Essiccare o friggere
Le bucce delle patate fritte sono una delizia. Allora, perché non provare con quelle del topinambur, delle zucchine, delle melanzane, delle carote, dei pomodori? Basta lavarle bene e tuffarle in olio ben caldo per ottenere chips multicolore e croccanti. Si possono friggere anche il verde di porri e cipollotti ridotti a filetti sottili che diventeranno una “paglia” decorativa, le foglie esterne dei carciofi, quelle di cavoli e verze tagliate a losanghe. L’alternativa è l’essiccazione che si può fare in forno, a temperatura molto bassa (intorno ai 50-60°) o nell’apposito essiccatore. Una volta ben asciutte, le verdure essiccate si possono macinare e mescolare con sale (circa un quarto del peso degli ortaggi) per ottenere una sorta di dado per brodo casalingo. Oppure, lasciare al naturale e usare come guarnizione e per rinforzare il sapore dei piatti: una spolverata di “polvere” di bucce di pomodoro su una caprese la vivacizza e le dona fragranza, una di foglie di broccoli intensifica le classiche orecchiette.
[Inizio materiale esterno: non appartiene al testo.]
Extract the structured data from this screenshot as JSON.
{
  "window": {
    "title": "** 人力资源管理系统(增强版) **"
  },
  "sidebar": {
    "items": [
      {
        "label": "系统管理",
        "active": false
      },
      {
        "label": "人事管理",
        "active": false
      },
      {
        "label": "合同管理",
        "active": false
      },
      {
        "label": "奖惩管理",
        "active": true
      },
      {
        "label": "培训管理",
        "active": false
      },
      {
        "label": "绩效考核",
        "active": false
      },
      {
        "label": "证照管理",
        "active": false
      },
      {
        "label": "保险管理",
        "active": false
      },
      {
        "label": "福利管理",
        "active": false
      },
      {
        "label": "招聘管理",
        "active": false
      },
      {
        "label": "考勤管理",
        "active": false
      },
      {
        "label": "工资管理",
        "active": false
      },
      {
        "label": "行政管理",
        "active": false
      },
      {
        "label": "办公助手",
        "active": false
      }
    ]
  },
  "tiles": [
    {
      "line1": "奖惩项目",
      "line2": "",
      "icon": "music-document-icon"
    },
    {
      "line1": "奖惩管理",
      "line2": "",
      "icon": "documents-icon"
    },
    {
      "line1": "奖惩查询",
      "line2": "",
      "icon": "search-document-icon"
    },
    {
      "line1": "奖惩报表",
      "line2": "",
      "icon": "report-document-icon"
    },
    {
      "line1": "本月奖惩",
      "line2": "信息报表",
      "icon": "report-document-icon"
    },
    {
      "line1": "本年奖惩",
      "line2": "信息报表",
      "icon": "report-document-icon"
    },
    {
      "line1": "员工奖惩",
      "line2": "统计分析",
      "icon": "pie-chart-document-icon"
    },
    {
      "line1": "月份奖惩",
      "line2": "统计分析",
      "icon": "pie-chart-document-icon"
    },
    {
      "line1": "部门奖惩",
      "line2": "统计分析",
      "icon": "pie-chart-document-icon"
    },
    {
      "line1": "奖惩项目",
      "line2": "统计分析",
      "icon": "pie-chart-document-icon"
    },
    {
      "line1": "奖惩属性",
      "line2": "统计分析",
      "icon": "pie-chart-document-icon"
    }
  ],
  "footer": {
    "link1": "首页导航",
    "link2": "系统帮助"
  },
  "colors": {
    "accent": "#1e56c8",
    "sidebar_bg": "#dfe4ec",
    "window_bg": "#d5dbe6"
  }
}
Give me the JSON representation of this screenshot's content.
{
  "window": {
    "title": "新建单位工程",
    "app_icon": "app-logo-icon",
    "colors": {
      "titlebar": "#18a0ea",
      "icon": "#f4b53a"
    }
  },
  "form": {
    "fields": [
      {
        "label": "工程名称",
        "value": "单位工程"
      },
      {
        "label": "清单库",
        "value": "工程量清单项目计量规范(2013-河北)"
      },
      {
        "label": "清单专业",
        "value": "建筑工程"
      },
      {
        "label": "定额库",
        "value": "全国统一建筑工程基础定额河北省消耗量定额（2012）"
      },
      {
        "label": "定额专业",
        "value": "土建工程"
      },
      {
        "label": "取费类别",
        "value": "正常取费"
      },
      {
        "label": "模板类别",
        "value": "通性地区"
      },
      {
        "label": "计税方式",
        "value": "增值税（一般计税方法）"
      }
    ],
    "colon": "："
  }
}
Dal passaverdure o dall’estrattore
Le bucce di pomodoro che vi abbiamo suggerito di essiccare possono venire anche dal passaverdura, dove rimangono quando prepariamo la conserva. Analogamente, si può usare lo scarto che resta nell’estrattore quando prepariamo succhi di frutta o verdura: un riciclo molto diffuso nella cucina vegetariana e vegana che si ispira a quello dell’okara, come è chiamata la polpa che rimane nel setaccio al termine della preparazione, anche casalinga, dei latti vegetali di soia, mandorle o avena.
Nelle insalate
Le foglie dei ravanelli spezzettate, quelle dei cavolfiori ridotte a julienne finissima, i ciuffi delle carote o i gambi di prezzemolo e coriandolo tritati: sono solo alcuni esempi per dare un twist alla più semplice delle insalate, aggiungendo gusto e colore. Provate anche il verde di cipollotti e porri, scegliendo solo la parte centrale più tenera e gradevolmente piccantina, mentre quella più esterna, come detto, potrà essere fritta o trovare posto nel brodo. Le scorze “svuotate” dopo aver spremuto arance, limoni e lime possono essere grattugiate o ridotte a filetti per profumare vinaigrette e citronette.
Gli avanzi veri e propri
Fin qui abbiamo parlato degli scarti di alimenti freschi e crudi. C’è poi il tema degli avanzi di piatti cucinati che, arricchiti di altri elementi, possono diventare portate nuove di zecca. Così una mezza porzione di pasta si trasforma in frittata o sformato per 2 persone e ogni risotto può essere fatto al salto. Un pezzetto di brasato o qualche boccone di spezzatino si sfilacciano, si arricchiscono con pomodoro e diventano ragù o farcitura per crostini. Lo stesso fondo o sughetto che resta nella casseruola dell’arrosto, staccato con brodo o semplice acqua calda e legato con una grossa noce di burro, diventa la base ideale per saltare penne o spaghetti. Le verdure cotte sono la farcitura di pie e torte salate, anche mescolate a pezzetti di formaggio nella più classica delle ricette svuotafrigo. L’ingrediente in più? La vostra fantasia, unita alla capacità di guardare gli avanzi da un altro punto di vista: come risorse, invece che come rifiuti.
Le ricette inaspettate
Dopo tanta teoria, passiamo alla pratica. Dal nostro archivio abbiamo selezionato tre ricette che possono ispirarvi per diversi utilizzi degli scarti alimentari. La più insolita? I muffin con le bucce di banana: provateli subito!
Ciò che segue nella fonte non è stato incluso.